Ask anyone who has seen Dallas Theater Center’s production of God of Carnage what the most memorable moment in the play is, and you will get a chorus of unanimity — guaranteed. If you’ve seen it, you know. If you haven’t, spoiler alert!

It comes about 20 minutes in. A graceful socialite, played by Sally Nystuen Vahle, announces she’s feeling queasy. Then, with almost no warning, she blows chunks. Throws up. As in projectile vomiting that seems to go on forever. And is milky. And has big pieces in it (apples and pears, if you follow the dialogue). And it gets everywhere.

Nasty.

And fucking hilarious.

The process of making the scene work was a confluence of Vahle’s stagecraft and the efforts of John Clauson, the props designer, and his team. And it took a lot of trial-and-error.

“There are no indications in the script on how to do it,” Clauson says. When he found out the responsibility for making the vomit work fell on his shoulders, he immediately did what anyone would do: He went to YouTube.

“Oddly enough, I found many, many versions of the scene,” he says, “not of how to do the trick, but just videos of productions.”

He quickly decided there were two basic versions of the effect: Complicated (usually involving a five gallon tank of “vomit” offstage and a series of pumps and tubes connecting to the actress) and simple (a mechanism onstage that the actress can manipulate). “I’ve learned after years of this, complicated is almost never the way to go,” Clauson says. “Anyway, the [five gallon method] looks ridiculous when you see that crazy fountain shooting out of the person’s arm. We modified the idea pretty considerably to hide it in a pillow.”
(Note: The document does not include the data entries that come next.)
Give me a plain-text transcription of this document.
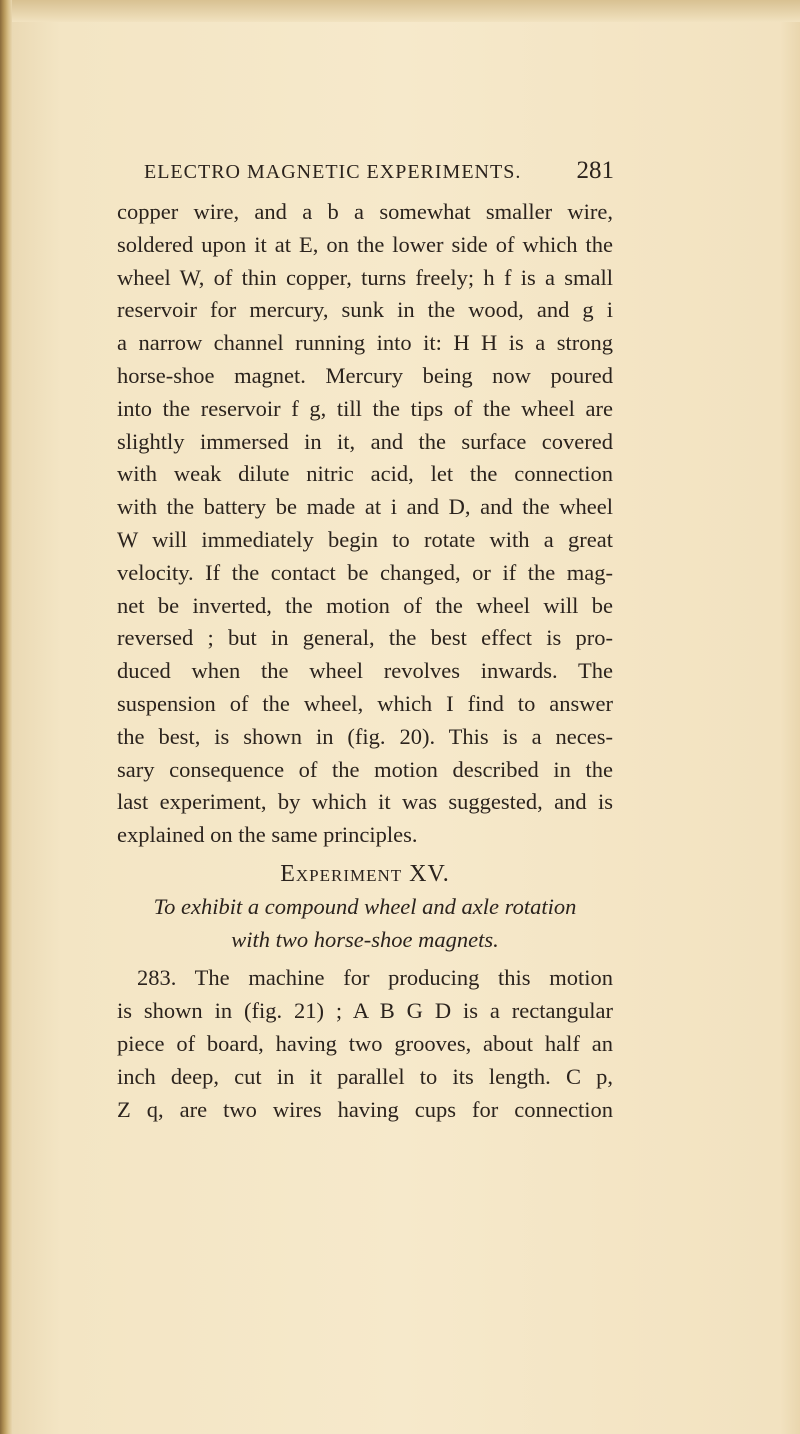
ELECTRO MAGNETIC EXPERIMENTS. 281
copper wire, and a b a somewhat smaller wire,
soldered upon it at E, on the lower side of which the
wheel W, of thin copper, turns freely; h f is a small
reservoir for mercury, sunk in the wood, and g i
a narrow channel running into it: H H is a strong
horse-shoe magnet. Mercury being now poured
into the reservoir f g, till the tips of the wheel are
slightly immersed in it, and the surface covered
with weak dilute nitric acid, let the connection
with the battery be made at i and D, and the wheel
W will immediately begin to rotate with a great
velocity. If the contact be changed, or if the mag-
net be inverted, the motion of the wheel will be
reversed ; but in general, the best effect is pro-
duced when the wheel revolves inwards. The
suspension of the wheel, which I find to answer
the best, is shown in (fig. 20). This is a neces-
sary consequence of the motion described in the
last experiment, by which it was suggested, and is
explained on the same principles.
Experiment XV.
To exhibit a compound wheel and axle rotation
with two horse-shoe magnets.
283. The machine for producing this motion
is shown in (fig. 21) ; A B G D is a rectangular
piece of board, having two grooves, about half an
inch deep, cut in it parallel to its length. C p,
Z q, are two wires having cups for connection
“They tried several versions of the mechanism,” Vahle says.

Originally, they wanted to use a hot water bottle; that didn’t work. They ended up with a water-skin. “We did a lot of testing — 30 or 40 hours trying different combinations of things,” Clauson says.

Onstage, the mechanism is hidden inside a beautiful pillow that seamlessly integrates into the decors of the set. The cork that covers the nozzle is fitting with the same fabric so only on close inspection can you tell it’s not a real pillow.

That was step one. Then came the, umm, contents.

“They went through a couple of trials to find the best consistency of the vomit — what made the most projectile look,” says Vahle.

“They used split pea soup on Broadway, but I knew we wouldn’t do that, because that’s disgusting,” Clauson says. “My first tests were designed just around water. I wanted to get the consistency as thin as I could so we didn’t have to have a huge hole in the pillow.”

The final formula was a mix of water, cornstarch, some detergent and bits of white and yellow sponges to give them vomit… er… “heft.”

Some people who have seen the play from the front rows swear that Vahle really is vomiting, and that they can smell it. Not so, though people have said that to her. Well, there was one time…

“During the first Sunday matinee of preview week, it smelled exactly like vomit. I thought, Did I actually throw up? The cornstarch had gone bad and had actually turned rancid. We had to come back to do the night show knowing it was bad.” (Clauson scoffs at the word “rancid,” but says it did smell “like cornflakes that have sat out too long.”)

“It’s totally psychosomatic,” he says. “They smell it because they think it should smell.”

The final step in creating the illusion fell largely on Vahle: Selling the scene.

“We played around a bit in rehearsal,” she says.” It took a few tries to figure of the best angle and how much should we fill it.”

“Depending on how Sally’s aim is, the first row can get messy,” Clauson concedes. “When we were in tech rehearsal, I sat in the first row to see whether the audience was getting splattered. [Director Joel Ferrell told me to] make the rig so it shoots into the second row, and they’ll put it back. If she aims up and squeezes with all her might, she can hit at least the first row.”

Timing is essential in the scene. Ferrell blocked the scene so that no one accidentally sits on the pillow, though it would take more than bumping it to get the vomit flying. Instead, the hard part is preparing the pillow mechanism in plain sight without the audience seeing it.

“There’s a certain point where I have to work the nozzle that covers it up,” she says. “Last night it was really full and I felt it start to burble up. Every once in a while it has gotten clogged and hasn’t timed out the way I thought it would. I don’t want to look like I’m milking a pillow with my elbow, but I have to sell that heaving of vomit.”

“Sally does an amazing job,” Clauson says. It helps being a Method actor.

“Sometimes the vomit will actually get in my mouth,” Vahle says. “I like that — it makes it more real.”

God of Carnage runs at the Kalita Humphreys Theater tonight through Sunday.